Tuesday, August 19th, 2008

Home building fell sharply in July to a 17-year low, according to government readings released Tuesday that offered fresh signs that the battered real estate market has yet to hit bottom.

Housing starts plunged 11% to an annual rate of 965,000 from a revised 1.084 million pace in June, according to the Census Bureau report. Economists surveyed by Briefing.com had forecast starts would fall to a rate of 960,000.

Permits - often seen as a sign of builders’ confidence in the housing market - tumbled 17% to an annual rate of 937,000 from a revised 1.138 million in June. Economists had forecast that permits would come in at 959,000.

The sharp percentage drop from June was due partly to a jump in multi-family home starts and permits during that month.
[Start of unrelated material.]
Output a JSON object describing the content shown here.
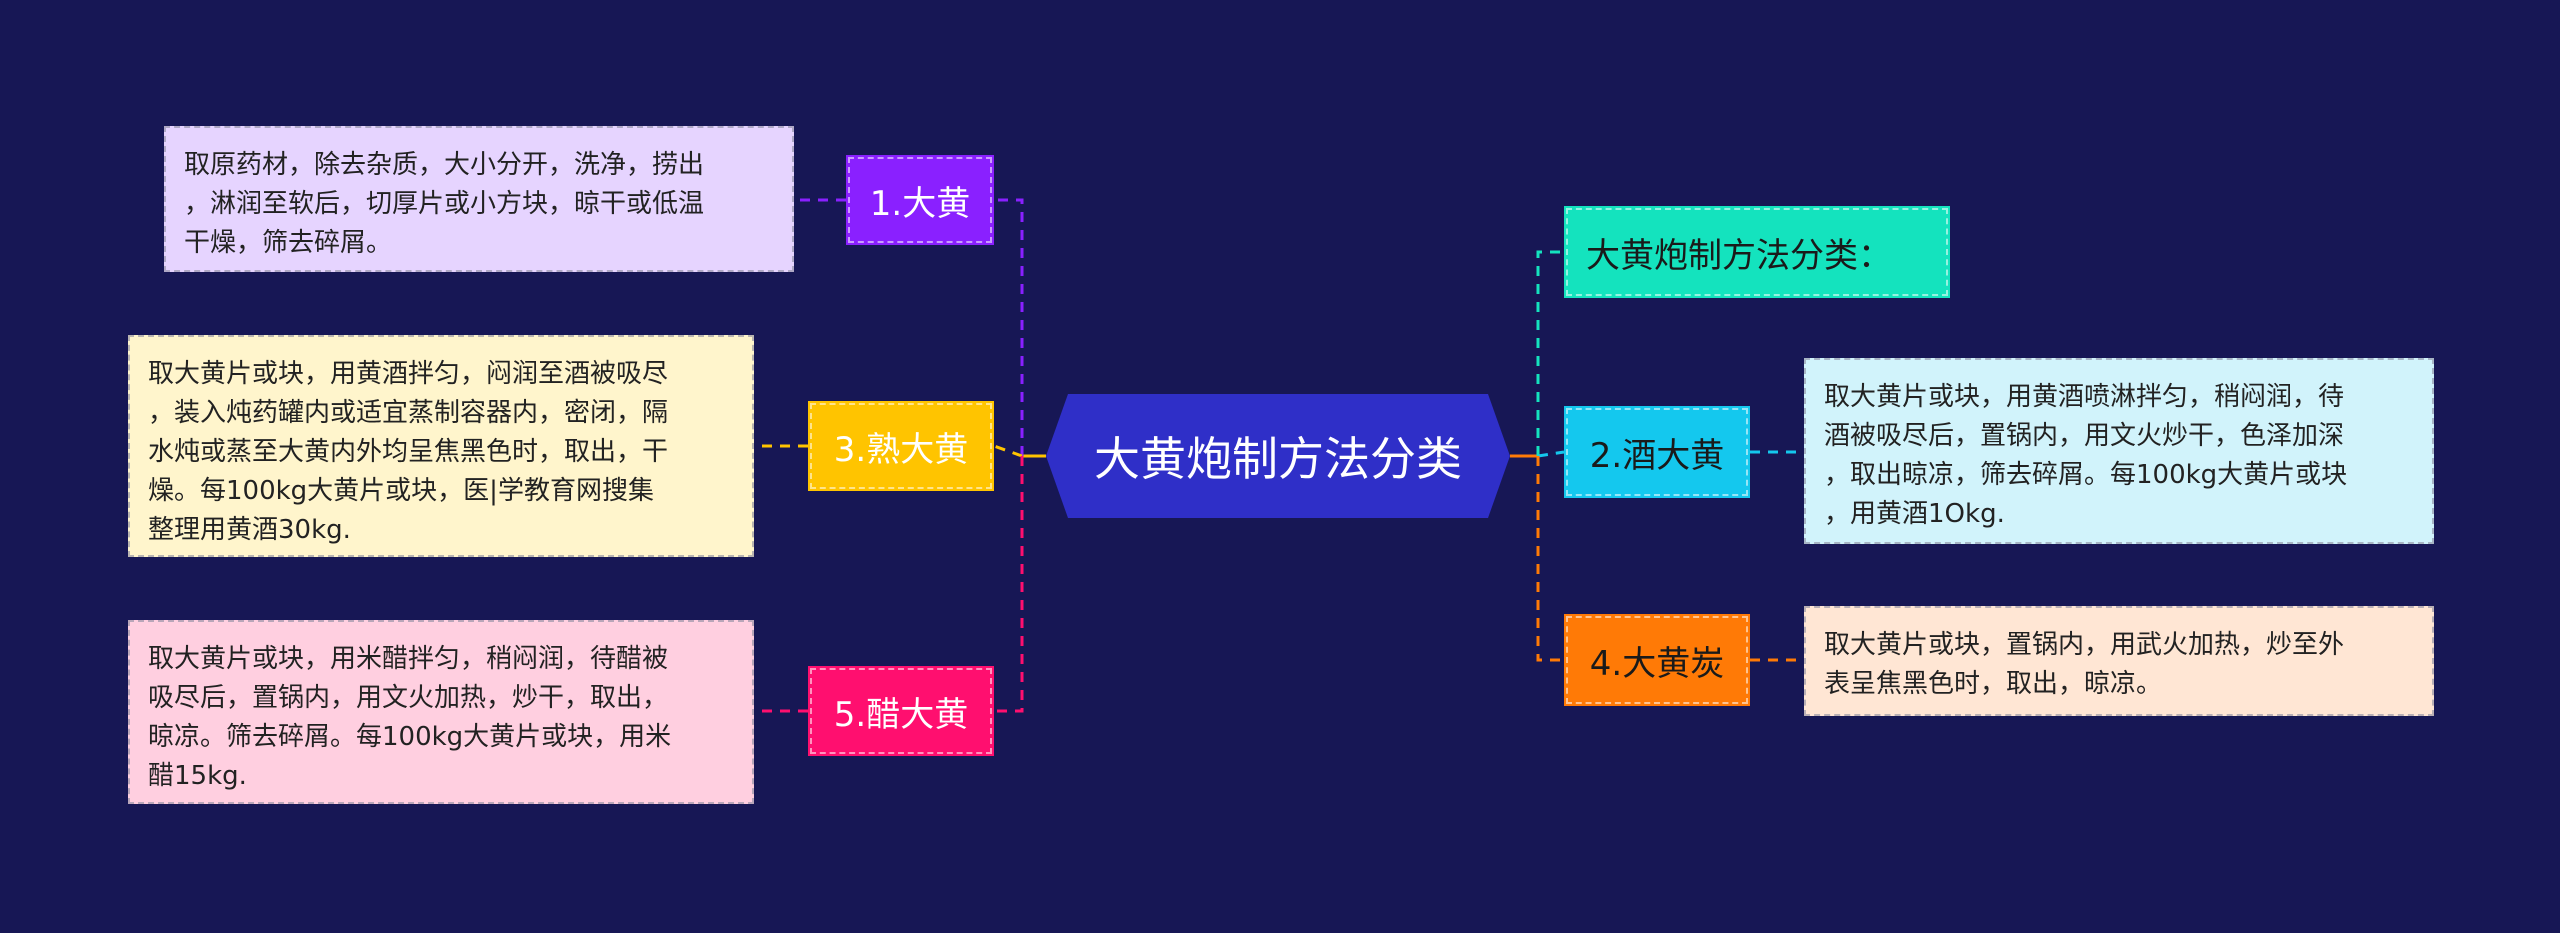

Single-family home starts and permits slipped only slightly from the June level. But the single-family starts were also at a 17-year low in July, while single-family permits fell to a level not seen since the 1982 recession, reaching a rate of only 584,000 homes in July.
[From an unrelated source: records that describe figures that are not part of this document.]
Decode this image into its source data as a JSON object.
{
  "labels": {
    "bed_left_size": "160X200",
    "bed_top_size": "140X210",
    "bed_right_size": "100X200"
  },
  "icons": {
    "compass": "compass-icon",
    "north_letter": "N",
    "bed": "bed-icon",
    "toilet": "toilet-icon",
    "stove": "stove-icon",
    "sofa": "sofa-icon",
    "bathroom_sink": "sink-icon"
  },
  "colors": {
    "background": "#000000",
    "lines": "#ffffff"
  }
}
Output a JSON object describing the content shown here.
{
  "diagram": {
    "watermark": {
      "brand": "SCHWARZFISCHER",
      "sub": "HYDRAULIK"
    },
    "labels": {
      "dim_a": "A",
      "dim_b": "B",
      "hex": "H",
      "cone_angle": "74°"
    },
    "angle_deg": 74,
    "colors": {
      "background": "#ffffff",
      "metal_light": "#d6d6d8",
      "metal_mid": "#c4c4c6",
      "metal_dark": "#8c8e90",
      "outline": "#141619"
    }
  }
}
The sharp fall in building activity suggests that home building will continue to be a drag on the economy in the second half of 2008. Earlier this year, many economists hoped that building activity would bottom out this summer and start to show signs of improvement.
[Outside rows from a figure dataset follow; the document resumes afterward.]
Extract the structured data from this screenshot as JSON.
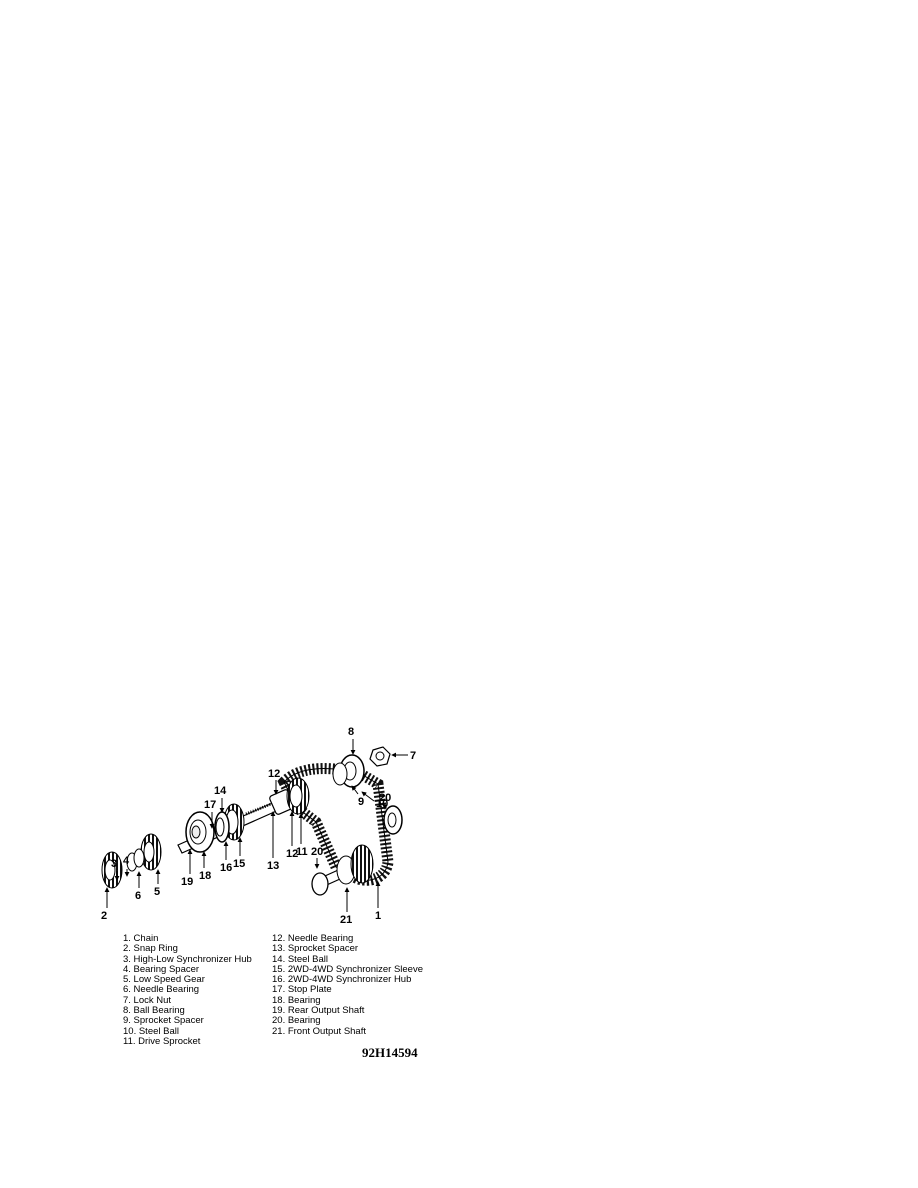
{
  "callouts": {
    "c1": "1",
    "c2": "2",
    "c3": "3",
    "c4": "4",
    "c5": "5",
    "c6": "6",
    "c7": "7",
    "c8": "8",
    "c9": "9",
    "c10": "10",
    "c11": "11",
    "c12a": "12",
    "c12b": "12",
    "c13": "13",
    "c14": "14",
    "c15": "15",
    "c16": "16",
    "c17": "17",
    "c18": "18",
    "c19": "19",
    "c20a": "20",
    "c20b": "20",
    "c21": "21"
  },
  "legend": {
    "left": [
      "1. Chain",
      "2. Snap Ring",
      "3. High-Low Synchronizer Hub",
      "4. Bearing Spacer",
      "5. Low Speed Gear",
      "6. Needle Bearing",
      "7. Lock Nut",
      "8. Ball Bearing",
      "9. Sprocket Spacer",
      "10. Steel Ball",
      "11. Drive Sprocket"
    ],
    "right": [
      "12. Needle Bearing",
      "13. Sprocket Spacer",
      "14. Steel Ball",
      "15. 2WD-4WD Synchronizer Sleeve",
      "16. 2WD-4WD Synchronizer Hub",
      "17. Stop Plate",
      "18. Bearing",
      "19. Rear Output Shaft",
      "20. Bearing",
      "21. Front Output Shaft"
    ]
  },
  "figure_id": "92H14594"
}
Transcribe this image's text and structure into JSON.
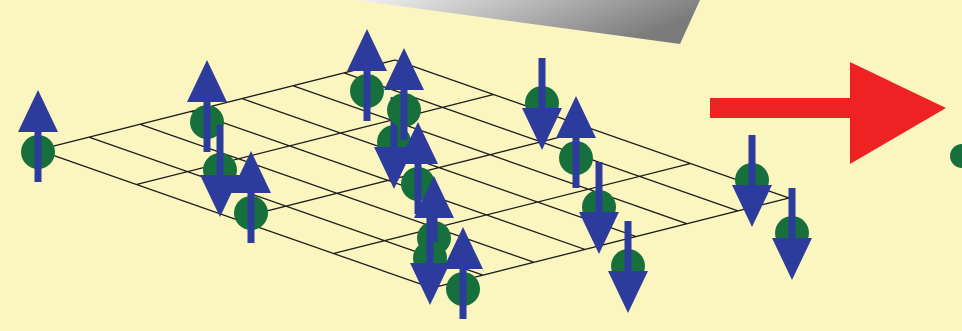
{
  "colors": {
    "background": "#fbf6bf",
    "grid_line": "#1c1c1c",
    "site": "#17703b",
    "spin_arrow": "#2d3c9c",
    "transition_arrow": "#ee2222",
    "panel_light": "#f2f2f2",
    "panel_dark": "#7b7b7b"
  },
  "lattice": {
    "rows": 4,
    "columns": 7
  },
  "spins": [
    {
      "id": "s1",
      "direction": "up"
    },
    {
      "id": "s2",
      "direction": "up"
    },
    {
      "id": "s3",
      "direction": "up"
    },
    {
      "id": "s4",
      "direction": "down"
    },
    {
      "id": "s5",
      "direction": "down"
    },
    {
      "id": "s6",
      "direction": "up"
    },
    {
      "id": "s7",
      "direction": "down"
    },
    {
      "id": "s8",
      "direction": "up"
    },
    {
      "id": "s9",
      "direction": "up"
    },
    {
      "id": "s10",
      "direction": "down"
    },
    {
      "id": "s11",
      "direction": "down"
    },
    {
      "id": "s12",
      "direction": "up"
    },
    {
      "id": "s13",
      "direction": "down"
    },
    {
      "id": "s14",
      "direction": "up"
    },
    {
      "id": "s15",
      "direction": "down"
    },
    {
      "id": "s16",
      "direction": "up"
    },
    {
      "id": "s17",
      "direction": "down"
    }
  ]
}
In the second quarter, the drop in home building took 0.6 percentage points off gross domestic product, the broad measure of the nation’s economic activity. It marked the 10th straight quarter that home building has been a drag on GDP.

But the continued drop in building could be just what the battered real estate market needs. One of the biggest problem for sellers is a glut of unsold homes on the market. Since demand for homes remains weak, the glut will only ease if fewer new homes are built.

In June, builders faced a median wait of 8.4 months to sell a completed home, the longest delay in selling time in 25 years, according to a separate Census Bureau report issued recently.

David Seiders, chief economist for the National Association of Home Builders, says he’s hopeful the historically low levels of single-family permits is a sign that the glut of homes on the market could finally start to decline.

Seiders said he’s hopeful that the market for new homes will hit bottom in late 2008 or early 2009. But he added that his forecast could prove optimistic given other problems, such as rising job losses and the credit crunch. And the continuing rise in foreclosures adds to the glut of homes available for sale, particularly in markets such as California and Florida.

“We’re dealing with a weakening economy in the second half of this year, and early ‘09 doesn’t look that great either,” Seiders said. “We don’t have any numbers that really show stabilization in the housing market yet.”

The government report on housing starts and permits comes the day after a survey of builder confidence by the National Association of Home Builders remained at a record low in August. Only 5% of builders said the current market is good, 8% said they expected a favorable market in the next six months and fewer than 2% said they were seeing strong traffic from potential buyers.

The downturn in housing and building has hammered the results of most of the nation’s major builders. Late last month Centex, which is the No. 2 builder by revenue, reported a larger-than-expected loss and warned it was seeing no improvement in the home building market.

Most builders have reported larger than expected losses, although Pulte Home, the largest builder by revenue, did slightly better than forecasts. Only one major builder, NVR, has reported a profit through the current downturn, although its earnings have plunged.

As a group, the revenue of the nation’s eight largest home builders has plunged 37% over the last year. Analysts surveyed by Thomson Reuters are forecasting another 36% drop in revenue over the course of the next 12 months.